A Embrapa Caprinos pesquisou, por meio de literaturas, alguns autores que coletaram embriões de cabras infectadas com o Lentivírus Caprino (LVC) e submetendo-os a lavagem. Logo após, as cabras soronegativas receberam os embriões, resultando em cabritos livres da doença até 16 meses de idade, assim como também as receptoras.
A lavagem dos embriões deve ser feita em cinco banhos de PBS acrescido de 50 mg/ml de gentamicina e 0,4% de albumina sérica bovina (BSA). Logo depois, realiza-se dois banhos de tripsina a 0,25%, em uma solução balanceada de Hanks, sem cálcio e magnésio e de pH 7,6 a 7,8 por 60 a 90 segundos.
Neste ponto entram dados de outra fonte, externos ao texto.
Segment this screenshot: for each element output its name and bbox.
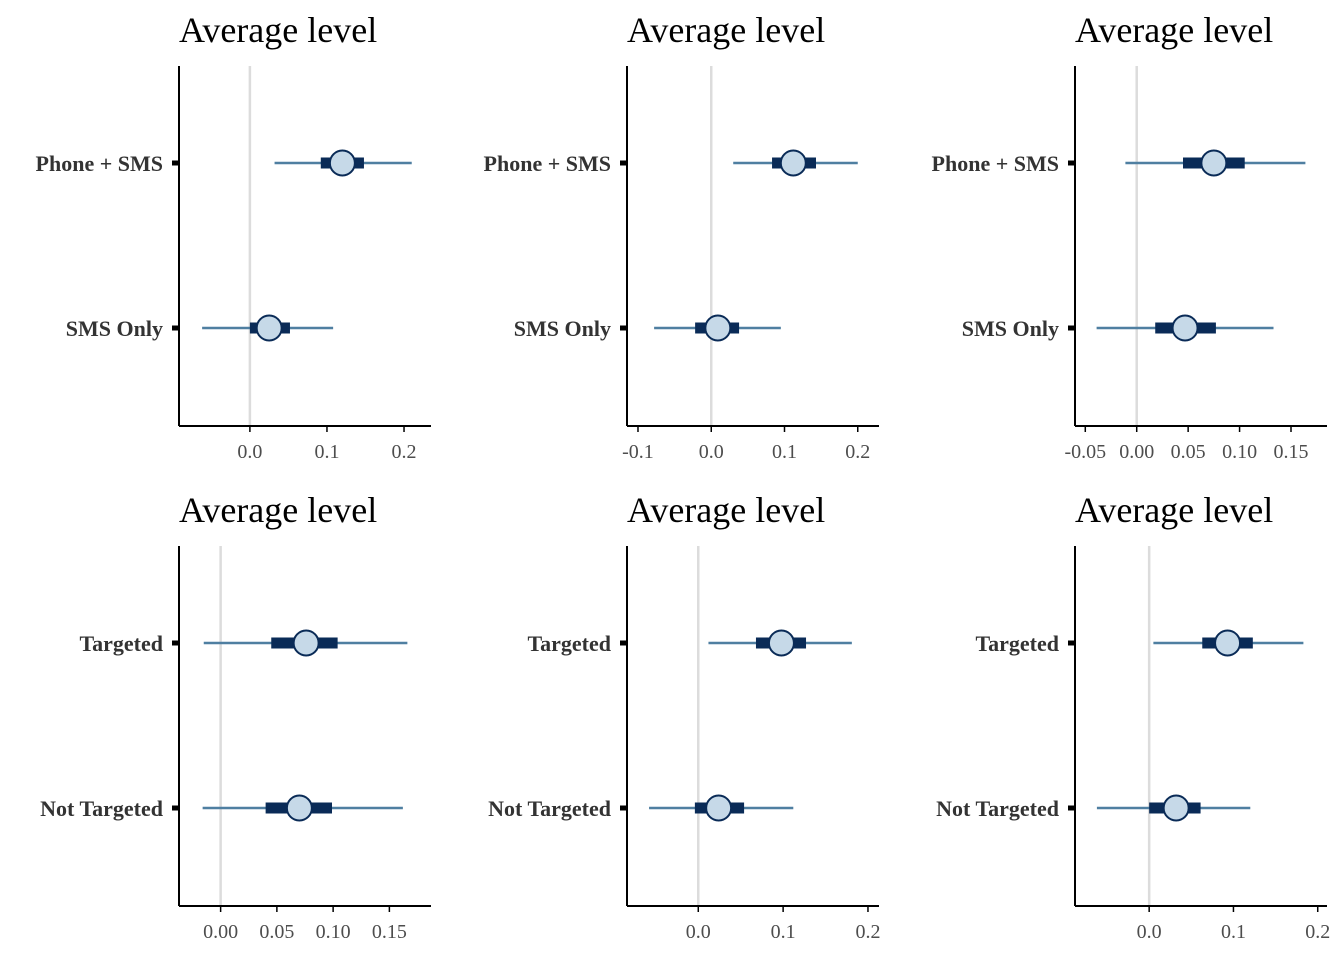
point-estimate: [1171, 314, 1199, 342]
chart-title: Average level: [1075, 490, 1273, 530]
x-tick-label: 0.10: [1222, 441, 1257, 463]
chart-title: Average level: [179, 490, 377, 530]
point-estimate: [767, 629, 795, 657]
chart-panel-1: Average level 0.0 0.1 0.2 Phone + SMS SMS Onl…: [36, 10, 431, 463]
chart-panel-2: Average level -0.1 0.0 0.1 0.2 Phone + SMS SMS…: [484, 10, 879, 463]
point-estimate: [328, 149, 356, 177]
category-label: Phone + SMS: [484, 151, 611, 176]
x-tick-label: 0.1: [772, 441, 797, 463]
point-estimate: [704, 314, 732, 342]
point-estimate: [1200, 149, 1228, 177]
point-estimate: [1162, 794, 1190, 822]
x-tick-label: 0.2: [392, 441, 417, 463]
x-tick-label: 0.05: [1171, 441, 1206, 463]
chart-title: Average level: [1075, 10, 1273, 50]
chart-panel-3: Average level -0.05 0.00 0.05 0.10 0.15 Phone …: [932, 10, 1327, 463]
x-tick-label: 0.00: [203, 921, 238, 943]
category-label: SMS Only: [66, 316, 163, 341]
x-tick-label: 0.1: [1221, 921, 1246, 943]
x-tick-label: 0.05: [259, 921, 294, 943]
x-tick-label: 0.0: [686, 921, 711, 943]
chart-panel-6: Average level 0.0 0.1 0.2 Targeted Not Target…: [936, 490, 1330, 943]
x-tick-label: 0.2: [845, 441, 870, 463]
category-label: Phone + SMS: [36, 151, 163, 176]
x-tick-label: 0.00: [1119, 441, 1154, 463]
category-label: Phone + SMS: [932, 151, 1059, 176]
category-label: Not Targeted: [40, 796, 163, 821]
category-label: Targeted: [527, 631, 611, 656]
x-tick-label: 0.10: [316, 921, 351, 943]
point-estimate: [292, 629, 320, 657]
x-tick-label: 0.15: [372, 921, 407, 943]
x-tick-label: 0.1: [771, 921, 796, 943]
x-tick-label: -0.1: [622, 441, 654, 463]
x-tick-label: 0.15: [1274, 441, 1309, 463]
category-label: Not Targeted: [488, 796, 611, 821]
category-label: Targeted: [975, 631, 1059, 656]
point-estimate: [779, 149, 807, 177]
category-label: SMS Only: [962, 316, 1059, 341]
x-tick-label: -0.05: [1064, 441, 1106, 463]
point-estimate: [705, 794, 733, 822]
x-tick-label: 0.0: [699, 441, 724, 463]
category-label: Not Targeted: [936, 796, 1059, 821]
point-estimate: [285, 794, 313, 822]
category-label: SMS Only: [514, 316, 611, 341]
x-tick-label: 0.2: [1305, 921, 1330, 943]
chart-panel-5: Average level 0.0 0.1 0.2 Targeted Not Target…: [488, 490, 880, 943]
x-tick-label: 0.2: [855, 921, 880, 943]
x-tick-label: 0.0: [1137, 921, 1162, 943]
chart-title: Average level: [627, 10, 825, 50]
point-estimate: [1214, 629, 1242, 657]
category-label: Targeted: [79, 631, 163, 656]
chart-title: Average level: [179, 10, 377, 50]
point-estimate: [255, 314, 283, 342]
chart-title: Average level: [627, 490, 825, 530]
x-tick-label: 0.0: [237, 441, 262, 463]
x-tick-label: 0.1: [314, 441, 339, 463]
chart-panel-4: Average level 0.00 0.05 0.10 0.15 Targeted Not…: [40, 490, 431, 943]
Após o tratamento com tripsina, os embriões são passados por cinco banhos em PBS contendo 2,0% de soro fetal bovino (SFB), e por fim em uma solução de PBS-BSA a 0,4% e gentamicina.
Outro cuidado essencial é manter as receptoras longe de qualquer contato com animais positivos ao LVC, separá-las totalmente das doadoras e não utilizar nenhum instrumento das doadoras nas receptoras.A partir desta experiência, concluiu-se que a transferência de embrião pode ser utilizada como método de controle da Artrite Encefalite Caprina (CAE) que é considerada uma técnica segura para obtenção de crias negativas procedentes de cabras soropositivas ao LVC. Além disso, a transferência de embriões é uma maneira de obter crias de um reprodutor de alto valor genético, sem o risco de disseminação do vírus.